Kim Boksoon cries during an interview at her home in Seoul. She is seeking compensation from her doctor for a failed plastic surgery. REUTERS
|
Kim Bok-soon disliked her nose and fantasized about getting it fixed after learning of the Korean superstition that an upturned nose makes it harder to hold on to riches.
While waiting in a hair salon, she saw a magazine advertisement for a plastic surgery clinic and decided to go for it, despite her family's objections.
In South Korea, where physical perfection is seen as a way to improve the quality of life, including job and marriage prospects, plastic surgery procedures can seem as commonplace as haircuts.
Kim's doctor said he could turn her into a celebrity lookalike, and Kim decided to take the plunge, taking loans and spending 30 million won ($28,000) for 15 surgeries on her face over the course of a day.

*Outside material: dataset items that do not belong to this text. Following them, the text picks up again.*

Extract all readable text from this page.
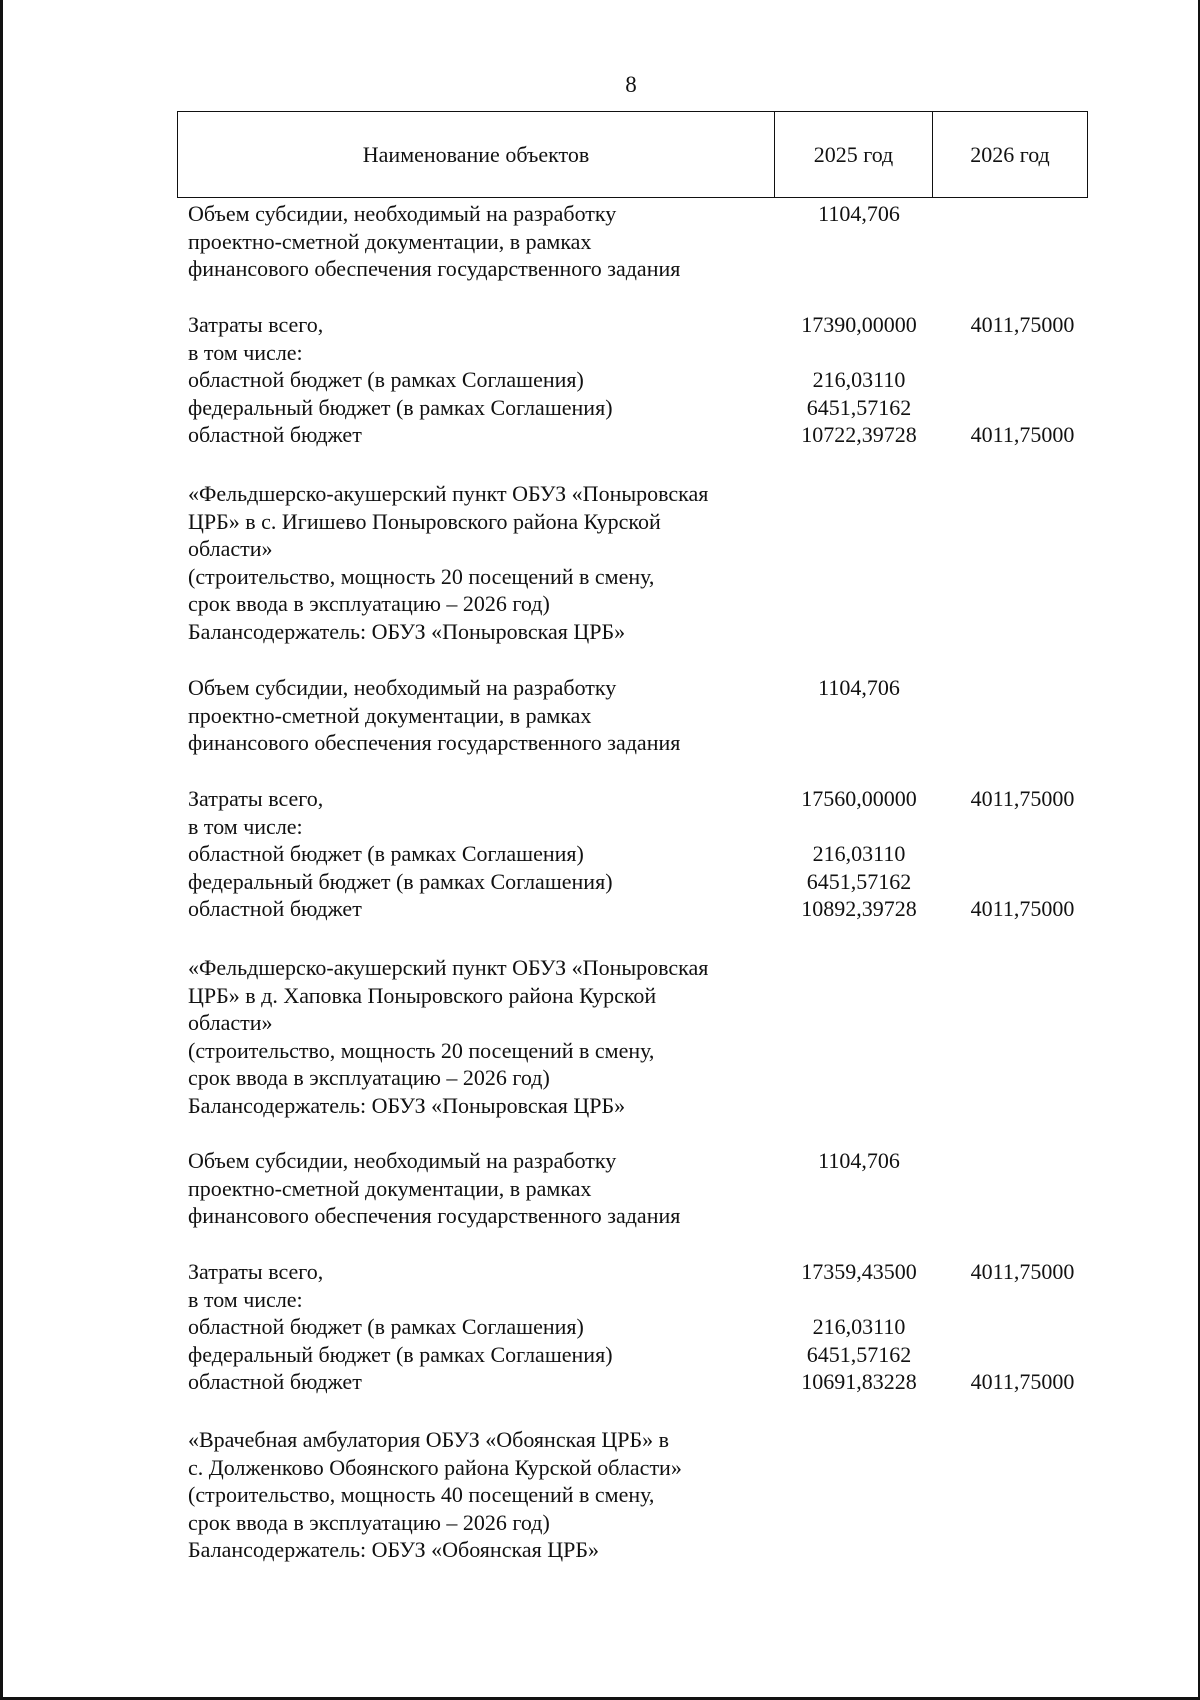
8
Наименование объектов	2025 год	2026 год
Объем субсидии, необходимый на разработку
проектно-сметной документации, в рамках
финансового обеспечения государственного задания
1104,706
Затраты всего,
в том числе:
областной бюджет (в рамках Соглашения)
федеральный бюджет (в рамках Соглашения)
областной бюджет
17390,00000
216,03110
6451,57162
10722,39728
4011,75000
4011,75000
«Фельдшерско-акушерский пункт ОБУЗ «Поныровская
ЦРБ» в с. Игишево Поныровского района Курской
области»
(строительство, мощность 20 посещений в смену,
срок ввода в эксплуатацию – 2026 год)
Балансодержатель: ОБУЗ «Поныровская ЦРБ»
Объем субсидии, необходимый на разработку
проектно-сметной документации, в рамках
финансового обеспечения государственного задания
1104,706
Затраты всего,
в том числе:
областной бюджет (в рамках Соглашения)
федеральный бюджет (в рамках Соглашения)
областной бюджет
17560,00000
216,03110
6451,57162
10892,39728
4011,75000
4011,75000
«Фельдшерско-акушерский пункт ОБУЗ «Поныровская
ЦРБ» в д. Хаповка Поныровского района Курской
области»
(строительство, мощность 20 посещений в смену,
срок ввода в эксплуатацию – 2026 год)
Балансодержатель: ОБУЗ «Поныровская ЦРБ»
Объем субсидии, необходимый на разработку
проектно-сметной документации, в рамках
финансового обеспечения государственного задания
1104,706
Затраты всего,
в том числе:
областной бюджет (в рамках Соглашения)
федеральный бюджет (в рамках Соглашения)
областной бюджет
17359,43500
216,03110
6451,57162
10691,83228
4011,75000
4011,75000
«Врачебная амбулатория ОБУЗ «Обоянская ЦРБ» в
с. Долженково Обоянского района Курской области»
(строительство, мощность 40 посещений в смену,
срок ввода в эксплуатацию – 2026 год)
Балансодержатель: ОБУЗ «Обоянская ЦРБ»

When the bandages came off and she looked in the mirror, she knew something had gone horribly wrong. Only later did Kim find out that her doctor was not a plastic surgery specialist.
Five years later, Kim struggles with an array of medical problems, and is unable to close her eyes or stop her nose from running. The 49-year-old divorcee said she was unemployed and suffers from depression.
"It is so horrible that people can't look at my face," Kim, crying, said in her tiny one-room Seoul flat filled with photographs from before and after the surgeries.
"This is not a human face. It is more revolting than monsters or aliens."
A record from the Seoul central district court shows that Kim's doctor faces a pending criminal case on charges of violating medical law. The case began in 2009 after several patients including Kim reported him to the authorities. The doctor's lawyer turned down a request for an interview.
The boom in South Korea's $5 billion plastic surgery industry - a quarter of the global market - is facing a backlash, with formal complaints about botched procedures and dodgy doctors doubling in 2013 from a year earlier.
Some plastic surgeons say safety fears could stifle the country's nascent but fast-growing market for medical tourism, especially from China.
Complaints range from unqualified doctors to overly aggressive marketing to "ghost doctors", who stand in for more qualified doctors and perform surgeries on unwitting, anesthetized patients.
Cha Sang-myun, chairman of the Korean Association of Plastic Surgeons, which represents 1,500 plastic surgeons, is worried about their reputation. Cha and some lawmakers are among those calling for tighter supervision and stricter advertising rules.
"We've got to clean ourselves up," Cha said at his clinic in Seoul's high-end Gangnam district, which is filled with plastic surgery clinics.
"Now, patients from China are coming in the name of plastic surgery tourism, but if things go on like this, I don't think they will come in the next few years," he said.